Wir müssen endlich längst überfällige Veränderungen anpacken. Wir haben die Technologien, wir haben die Menschen und das Wissen, und wir haben die Wirtschaftskraft. Diese Koalition hat den Willen, die Veränderungen zu einem nachhaltigen NRW zu starten.

(Beifall von den GRÜNEN und der CDU)

Politik und Demokratie müssen in Krisen über sich hinauswachsen und mutig und mit Weitsicht neue Lösungen finden. Denn sonst ist das Vertrauen in die Politik gefährdet. Die alleinerziehende Mutter, der Bauer und die Unternehmerin brauchen eine Landesregierung, die sie ernst nimmt und die Lösungen für sie findet und anpackt. Dabei sind weder eine schöne Verpackung noch Schnellschüsse, plumpe Forderungen oder Populismus die Lösung. Es liegt in unser aller Verantwortung, alte Gräben zu überwinden und auf Positions- und Regierungsspielchen zu verzichten.

Es braucht alle demokratischen Kräfte in diesem Haus, um die Gesellschaft bei diesen enormen Herausforderungen zusammenzuhalten.

(Beifall von den GRÜNEN – Vereinzelt Beifall von der CDU)

Ich möchte Sie daher einladen: Wenn Sie gute Vorschläge machen, dann werden wir natürlich auch konstruktiv gemeinsam daran arbeiten. Das ist die Herausforderung, vor der wir dann gemeinsam stehen.

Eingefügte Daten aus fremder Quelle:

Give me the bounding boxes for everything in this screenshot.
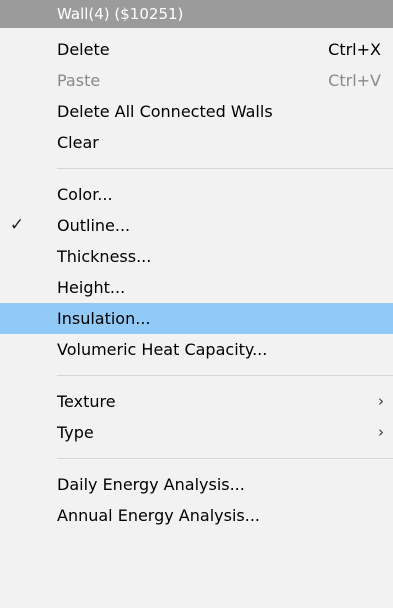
menu-item-label: Height... [57, 278, 126, 297]
shortcut-label: Ctrl+X [328, 40, 381, 59]
menu-item-label: Type [57, 423, 94, 442]
menu-item-label: Delete [57, 40, 110, 59]
menu-item-volumeric-heat-capacity[interactable]: Volumeric Heat Capacity... [0, 334, 393, 365]
menu-item-label: Volumeric Heat Capacity... [57, 340, 268, 359]
menu-item-label: Annual Energy Analysis... [57, 506, 260, 525]
menu-item-label: Outline... [57, 216, 131, 235]
menu-item-label: Thickness... [57, 247, 152, 266]
menu-item-label: Color... [57, 185, 113, 204]
menu-separator [57, 375, 393, 376]
shortcut-label: Ctrl+V [328, 71, 381, 90]
menu-item-type[interactable]: Type › [0, 417, 393, 448]
menu-item-clear[interactable]: Clear [0, 127, 393, 158]
menu-separator [57, 168, 393, 169]
menu-item-label: Insulation... [57, 309, 151, 328]
menu-item-delete[interactable]: Delete Ctrl+X [0, 34, 393, 65]
menu-separator [57, 458, 393, 459]
context-menu: Wall(4) ($10251) Delete Ctrl+X Paste Ctr… [0, 0, 393, 608]
chevron-right-icon: › [378, 392, 384, 410]
menu-item-label: Clear [57, 133, 99, 152]
menu-item-label: Daily Energy Analysis... [57, 475, 245, 494]
menu-item-paste[interactable]: Paste Ctrl+V [0, 65, 393, 96]
menu-item-outline[interactable]: ✓ Outline... [0, 210, 393, 241]
menu-item-annual-energy-analysis[interactable]: Annual Energy Analysis... [0, 500, 393, 531]
menu-item-height[interactable]: Height... [0, 272, 393, 303]
checkmark-icon: ✓ [9, 215, 25, 235]
menu-item-label: Texture [57, 392, 116, 411]
menu-item-insulation[interactable]: Insulation... [0, 303, 393, 334]
menu-item-thickness[interactable]: Thickness... [0, 241, 393, 272]
menu-item-color[interactable]: Color... [0, 179, 393, 210]
menu-item-label: Delete All Connected Walls [57, 102, 273, 121]
menu-item-texture[interactable]: Texture › [0, 386, 393, 417]
menu-item-delete-all-connected-walls[interactable]: Delete All Connected Walls [0, 96, 393, 127]
chevron-right-icon: › [378, 423, 384, 441]
menu-item-daily-energy-analysis[interactable]: Daily Energy Analysis... [0, 469, 393, 500]
menu-item-label: Paste [57, 71, 101, 90]
menu-header-title: Wall(4) ($10251) [0, 0, 393, 28]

Mit der Energiekrise und dem Klimawandel im Nacken sind die Herausforderungen immens. Es ist ein Rennen gegen die Zeit, und das schaffen wir nur mit vereinten Kräften, mit den Kommunen, mit der Wirtschaft, mit den Gewerkschaften, den Verbänden und der Politik und mit den Menschen in NRW zusammen. Wir brauchen ein Miteinander statt ein Gegeneinander. Wir alle tragen Verantwortung. Mit Vertrauen und mit Mut werden wir die Krisen meistern. Schreiben wir Geschichte jetzt für unser NRW, in fünf Jahren und in fünf Jahrzehnten.